Heidersbach et al. identified a gene called myosin light chain kinase (mlck) as being a direct target of miR-1. The mlck gene encodes an enzyme that adds phosphate groups to myosin molecules, and levels of this enzyme were increased in miR-1 null mice. However, this increased level of mlck was accompanied by a reduction, rather than an increase, in the phosphorylation of its substrate, the myosin light chain. This apparent contradiction was resolved by the discovery that miR-1 deletion leads to increased expression of an alternative form of MLCK, known as telokin, which lacks catalytic activity. Telokin is normally found only in smooth muscle—the type of weakly contractile muscle that lines the gut and the blood vessels—and its increased expression prevented MLCK kinase from phosphorylating myosin.

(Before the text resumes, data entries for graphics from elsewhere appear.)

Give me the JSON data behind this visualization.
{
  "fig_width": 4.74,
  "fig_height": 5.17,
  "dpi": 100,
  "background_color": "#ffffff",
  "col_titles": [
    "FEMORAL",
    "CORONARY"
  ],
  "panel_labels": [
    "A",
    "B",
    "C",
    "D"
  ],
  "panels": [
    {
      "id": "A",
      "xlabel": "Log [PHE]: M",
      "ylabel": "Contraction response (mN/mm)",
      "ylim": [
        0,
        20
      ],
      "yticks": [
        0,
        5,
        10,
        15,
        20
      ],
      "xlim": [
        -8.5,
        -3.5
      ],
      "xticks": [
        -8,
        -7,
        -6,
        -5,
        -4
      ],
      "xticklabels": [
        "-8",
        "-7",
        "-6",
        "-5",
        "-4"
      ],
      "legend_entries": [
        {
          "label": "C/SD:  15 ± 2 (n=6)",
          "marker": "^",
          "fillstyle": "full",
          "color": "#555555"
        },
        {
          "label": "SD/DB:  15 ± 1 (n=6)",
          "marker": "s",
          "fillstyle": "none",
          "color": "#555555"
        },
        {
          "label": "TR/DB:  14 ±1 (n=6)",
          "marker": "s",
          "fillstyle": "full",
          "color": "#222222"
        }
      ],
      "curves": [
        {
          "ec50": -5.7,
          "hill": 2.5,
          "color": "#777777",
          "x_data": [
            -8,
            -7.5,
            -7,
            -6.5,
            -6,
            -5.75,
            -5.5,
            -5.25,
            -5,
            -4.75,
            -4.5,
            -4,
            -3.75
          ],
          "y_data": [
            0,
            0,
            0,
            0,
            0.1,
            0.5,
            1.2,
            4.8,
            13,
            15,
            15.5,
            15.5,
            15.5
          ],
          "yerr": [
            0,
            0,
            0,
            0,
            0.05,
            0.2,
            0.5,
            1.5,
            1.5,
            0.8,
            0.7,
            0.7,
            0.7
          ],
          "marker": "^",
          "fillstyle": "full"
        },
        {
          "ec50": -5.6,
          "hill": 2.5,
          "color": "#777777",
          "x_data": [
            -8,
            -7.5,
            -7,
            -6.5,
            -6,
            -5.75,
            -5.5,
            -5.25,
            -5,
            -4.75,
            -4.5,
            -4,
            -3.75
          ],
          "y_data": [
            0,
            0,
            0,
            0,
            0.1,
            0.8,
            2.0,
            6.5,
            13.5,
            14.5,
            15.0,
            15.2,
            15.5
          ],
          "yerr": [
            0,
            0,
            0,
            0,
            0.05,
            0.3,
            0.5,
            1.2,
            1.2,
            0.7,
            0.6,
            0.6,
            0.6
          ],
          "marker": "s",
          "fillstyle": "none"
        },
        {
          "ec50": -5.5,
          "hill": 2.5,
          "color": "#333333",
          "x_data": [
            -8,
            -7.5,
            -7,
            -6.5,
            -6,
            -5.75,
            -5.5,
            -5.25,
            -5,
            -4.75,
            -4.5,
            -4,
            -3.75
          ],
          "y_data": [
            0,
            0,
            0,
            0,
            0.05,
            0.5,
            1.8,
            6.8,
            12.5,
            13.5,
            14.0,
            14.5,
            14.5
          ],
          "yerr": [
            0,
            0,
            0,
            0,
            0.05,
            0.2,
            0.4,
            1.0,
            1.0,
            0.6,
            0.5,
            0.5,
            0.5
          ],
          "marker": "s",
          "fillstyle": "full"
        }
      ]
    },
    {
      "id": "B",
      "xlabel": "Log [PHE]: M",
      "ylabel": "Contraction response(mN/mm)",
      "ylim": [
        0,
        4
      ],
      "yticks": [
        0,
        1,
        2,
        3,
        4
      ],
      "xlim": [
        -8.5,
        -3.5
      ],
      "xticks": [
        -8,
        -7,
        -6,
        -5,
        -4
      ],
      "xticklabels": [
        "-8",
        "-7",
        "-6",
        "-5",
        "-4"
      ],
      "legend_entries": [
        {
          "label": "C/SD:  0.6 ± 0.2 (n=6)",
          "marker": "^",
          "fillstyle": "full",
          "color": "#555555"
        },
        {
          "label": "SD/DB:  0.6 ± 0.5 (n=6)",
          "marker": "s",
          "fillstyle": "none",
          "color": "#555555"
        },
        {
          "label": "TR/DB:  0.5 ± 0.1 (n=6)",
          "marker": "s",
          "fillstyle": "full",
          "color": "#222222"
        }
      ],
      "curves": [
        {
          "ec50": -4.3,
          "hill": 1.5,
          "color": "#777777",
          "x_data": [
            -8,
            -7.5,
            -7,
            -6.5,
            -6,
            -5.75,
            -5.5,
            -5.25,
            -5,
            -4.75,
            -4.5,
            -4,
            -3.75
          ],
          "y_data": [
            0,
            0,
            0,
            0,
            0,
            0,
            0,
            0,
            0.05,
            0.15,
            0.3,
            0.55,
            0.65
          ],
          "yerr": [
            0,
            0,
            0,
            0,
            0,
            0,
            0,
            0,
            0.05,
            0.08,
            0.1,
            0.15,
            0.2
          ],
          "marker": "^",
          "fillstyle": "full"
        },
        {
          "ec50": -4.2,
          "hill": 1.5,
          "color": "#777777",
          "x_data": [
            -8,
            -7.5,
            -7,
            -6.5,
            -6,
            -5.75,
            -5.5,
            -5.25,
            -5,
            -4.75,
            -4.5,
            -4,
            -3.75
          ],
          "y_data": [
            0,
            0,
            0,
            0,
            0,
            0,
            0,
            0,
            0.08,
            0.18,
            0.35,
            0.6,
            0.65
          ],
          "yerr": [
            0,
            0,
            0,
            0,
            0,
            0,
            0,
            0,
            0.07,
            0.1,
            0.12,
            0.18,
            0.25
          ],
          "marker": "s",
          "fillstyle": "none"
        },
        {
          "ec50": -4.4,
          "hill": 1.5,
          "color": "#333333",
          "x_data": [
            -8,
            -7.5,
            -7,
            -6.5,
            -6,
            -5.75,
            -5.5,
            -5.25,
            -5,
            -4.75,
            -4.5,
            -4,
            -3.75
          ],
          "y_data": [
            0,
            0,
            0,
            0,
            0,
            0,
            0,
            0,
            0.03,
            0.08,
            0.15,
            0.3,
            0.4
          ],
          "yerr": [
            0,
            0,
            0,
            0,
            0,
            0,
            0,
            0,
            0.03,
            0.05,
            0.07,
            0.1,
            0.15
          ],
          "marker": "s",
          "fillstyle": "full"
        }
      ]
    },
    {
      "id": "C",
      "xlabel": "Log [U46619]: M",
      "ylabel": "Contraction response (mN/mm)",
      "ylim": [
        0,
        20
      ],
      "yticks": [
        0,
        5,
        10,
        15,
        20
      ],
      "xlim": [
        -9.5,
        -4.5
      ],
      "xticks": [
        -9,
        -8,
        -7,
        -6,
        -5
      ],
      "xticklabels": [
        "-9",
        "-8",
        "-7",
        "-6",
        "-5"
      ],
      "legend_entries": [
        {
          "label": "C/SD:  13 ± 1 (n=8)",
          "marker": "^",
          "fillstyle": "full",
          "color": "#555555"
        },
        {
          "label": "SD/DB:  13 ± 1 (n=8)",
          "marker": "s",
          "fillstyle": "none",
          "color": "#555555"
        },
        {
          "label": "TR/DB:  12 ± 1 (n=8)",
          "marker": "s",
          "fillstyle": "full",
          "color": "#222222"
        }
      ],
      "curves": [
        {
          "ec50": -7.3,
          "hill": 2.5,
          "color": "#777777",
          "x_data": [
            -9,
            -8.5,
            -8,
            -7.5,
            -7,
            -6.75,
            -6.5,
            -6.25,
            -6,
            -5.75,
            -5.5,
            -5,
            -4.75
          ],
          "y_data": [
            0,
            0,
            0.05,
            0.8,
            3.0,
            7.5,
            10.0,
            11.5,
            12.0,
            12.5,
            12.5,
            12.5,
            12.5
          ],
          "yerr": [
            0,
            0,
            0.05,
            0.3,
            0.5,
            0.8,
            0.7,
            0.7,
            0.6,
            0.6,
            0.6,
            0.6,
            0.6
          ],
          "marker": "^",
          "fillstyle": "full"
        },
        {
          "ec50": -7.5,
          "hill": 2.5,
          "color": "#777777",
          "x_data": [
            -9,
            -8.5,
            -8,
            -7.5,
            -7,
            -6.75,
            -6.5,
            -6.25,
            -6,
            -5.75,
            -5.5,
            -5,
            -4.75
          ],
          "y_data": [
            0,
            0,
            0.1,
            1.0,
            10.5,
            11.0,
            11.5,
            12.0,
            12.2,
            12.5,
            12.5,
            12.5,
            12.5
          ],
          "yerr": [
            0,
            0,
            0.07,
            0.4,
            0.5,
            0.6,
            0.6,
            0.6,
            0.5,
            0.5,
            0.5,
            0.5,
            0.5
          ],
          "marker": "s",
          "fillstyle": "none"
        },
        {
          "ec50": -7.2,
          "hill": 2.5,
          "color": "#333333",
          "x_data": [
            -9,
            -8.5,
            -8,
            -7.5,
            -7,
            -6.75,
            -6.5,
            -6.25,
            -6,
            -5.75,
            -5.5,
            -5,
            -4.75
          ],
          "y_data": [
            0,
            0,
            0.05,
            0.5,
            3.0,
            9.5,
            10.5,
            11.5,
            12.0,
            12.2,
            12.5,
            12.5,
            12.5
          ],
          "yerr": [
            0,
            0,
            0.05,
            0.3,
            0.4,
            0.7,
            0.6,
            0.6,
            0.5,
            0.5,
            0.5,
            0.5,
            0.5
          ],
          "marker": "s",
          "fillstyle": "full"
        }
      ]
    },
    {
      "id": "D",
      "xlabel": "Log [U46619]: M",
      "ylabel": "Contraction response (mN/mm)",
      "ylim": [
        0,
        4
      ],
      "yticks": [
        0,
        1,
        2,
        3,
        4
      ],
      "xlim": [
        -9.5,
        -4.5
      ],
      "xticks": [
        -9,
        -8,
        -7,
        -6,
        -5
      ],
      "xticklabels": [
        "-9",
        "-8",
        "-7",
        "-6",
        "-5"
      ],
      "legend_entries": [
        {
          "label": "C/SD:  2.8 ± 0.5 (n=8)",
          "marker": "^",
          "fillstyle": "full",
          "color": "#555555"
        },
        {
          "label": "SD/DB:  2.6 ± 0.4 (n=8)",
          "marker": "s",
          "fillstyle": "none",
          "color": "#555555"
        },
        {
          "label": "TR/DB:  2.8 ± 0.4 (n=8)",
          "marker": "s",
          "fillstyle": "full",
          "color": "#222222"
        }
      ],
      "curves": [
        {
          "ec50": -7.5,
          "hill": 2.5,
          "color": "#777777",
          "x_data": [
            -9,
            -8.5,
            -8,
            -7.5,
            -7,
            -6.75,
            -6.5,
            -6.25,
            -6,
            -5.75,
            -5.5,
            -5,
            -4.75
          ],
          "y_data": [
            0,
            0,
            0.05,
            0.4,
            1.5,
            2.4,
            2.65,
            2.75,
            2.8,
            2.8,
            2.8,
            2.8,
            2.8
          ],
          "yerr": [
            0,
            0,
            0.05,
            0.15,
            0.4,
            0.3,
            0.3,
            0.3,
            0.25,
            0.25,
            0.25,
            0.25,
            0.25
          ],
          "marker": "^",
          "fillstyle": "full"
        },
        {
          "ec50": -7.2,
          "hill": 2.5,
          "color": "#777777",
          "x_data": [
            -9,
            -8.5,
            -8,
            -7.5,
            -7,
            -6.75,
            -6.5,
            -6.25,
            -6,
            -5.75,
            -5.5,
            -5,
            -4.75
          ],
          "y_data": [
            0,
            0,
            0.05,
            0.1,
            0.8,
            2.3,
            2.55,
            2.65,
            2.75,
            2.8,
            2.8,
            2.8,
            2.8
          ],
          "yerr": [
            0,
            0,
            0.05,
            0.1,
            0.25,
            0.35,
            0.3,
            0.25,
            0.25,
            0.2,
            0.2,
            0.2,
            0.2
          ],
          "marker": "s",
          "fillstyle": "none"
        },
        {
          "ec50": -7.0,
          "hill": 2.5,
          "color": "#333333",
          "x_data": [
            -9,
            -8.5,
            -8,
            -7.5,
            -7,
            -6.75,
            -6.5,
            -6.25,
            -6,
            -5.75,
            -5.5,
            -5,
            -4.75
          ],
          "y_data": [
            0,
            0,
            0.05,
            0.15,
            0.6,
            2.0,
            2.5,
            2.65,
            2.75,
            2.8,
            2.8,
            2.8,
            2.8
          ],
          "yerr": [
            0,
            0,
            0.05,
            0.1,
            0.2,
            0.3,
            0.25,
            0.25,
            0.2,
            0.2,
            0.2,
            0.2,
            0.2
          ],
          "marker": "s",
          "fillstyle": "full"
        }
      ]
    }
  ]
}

However, the fact that telokin alone was primarily induced—and not other forms of mlck, which all have regulatory sequences that are recognized by miR-1—implies that this might not be the whole story. Likewise, the dramatic increase in mlck expression (roughly fourfold) also suggests involvement of a more complex regulatory mechanism, since miRs generally change the expression level of their target messenger RNA by only 20–50% (reviewed in van Rooij and Olson, 2012).

When Heidersbach et al. analyzed the genes that were up-regulated in the hearts of miR-1 null mice, they found that levels of a protein called smMYOCD were dramatically increased. This protein, known as ‘smooth muscle version of Myocardin’, interacts with a transcription factor called SRF, which regulates the expression of genes that determine the characteristics of cardiac and smooth muscle. It turns out that smMYOCD is a direct target of miR-1. Moreover, the smMYOCD-SRF complex is more effective at promoting transcription of telokin than the cardiac version of Myocardin is. This completes a negative feedback loop that ensures that heart cells have a cardiac rather than smooth muscle phenotype: miR-1 suppresses smMYOCD, promoting the expression of the cardiac enzyme mlck, rather than smooth muscle genes such as telokin, resulting in phosphorylation of myosin and the formation of sarcomeres (Figure 1).

Figure 1.

A network of genes regulated by a microRNA controls muscle development within the heart.

The formation of highly contractile cardiac muscle, as opposed to weakly contractile smooth muscle, depends on the inhibition of a protein called telokin by a microRNA called miR-1. In addition to directly inhibiting the expression of telokin (left), miR-1 also inhibits the expression of telokin indirectly by reducing the expression of a protein called smMYOCD that, working with a transcription factor called SRF, activates the transcription of telokin (right). This combination of two different regulatory mechanisms guarantees that telokin will be inhibited in heart cells, ensuring the formation of highly contractile cardiac muscle.

This impressive feat of molecular sleuthing by Heidersbach et al. raises a number of important points that go beyond this specific story. Theoretically, miRs can target hundreds of genes across the genome due to the short target sequences (6–8 nucleotides) they recognize. The working model built by Heidersbach et al. illustrates how networks of genes regulated by miRs can indirectly control the expression of a critical gene in any tissue (Figure 1). Direct miR-mediated repression of a transcriptional activator for a target gene amplifies the influence of that miR on its target. In the example described by Heidersbach et al., the feedback loop comprised of miR-1, SRF and smMYOCD guarantees the sensitive and powerful regulation of telokin in response to environmental and pathological stimuli, and probably makes the heart more robust.

Heidersbach et al. also reveal the importance of computational methods to unwind the complex web woven by miRs in organ development and homeostasis. Future progress in this area will require creative computational approaches to help discover new mechanisms and principles of miR-regulated gene expression.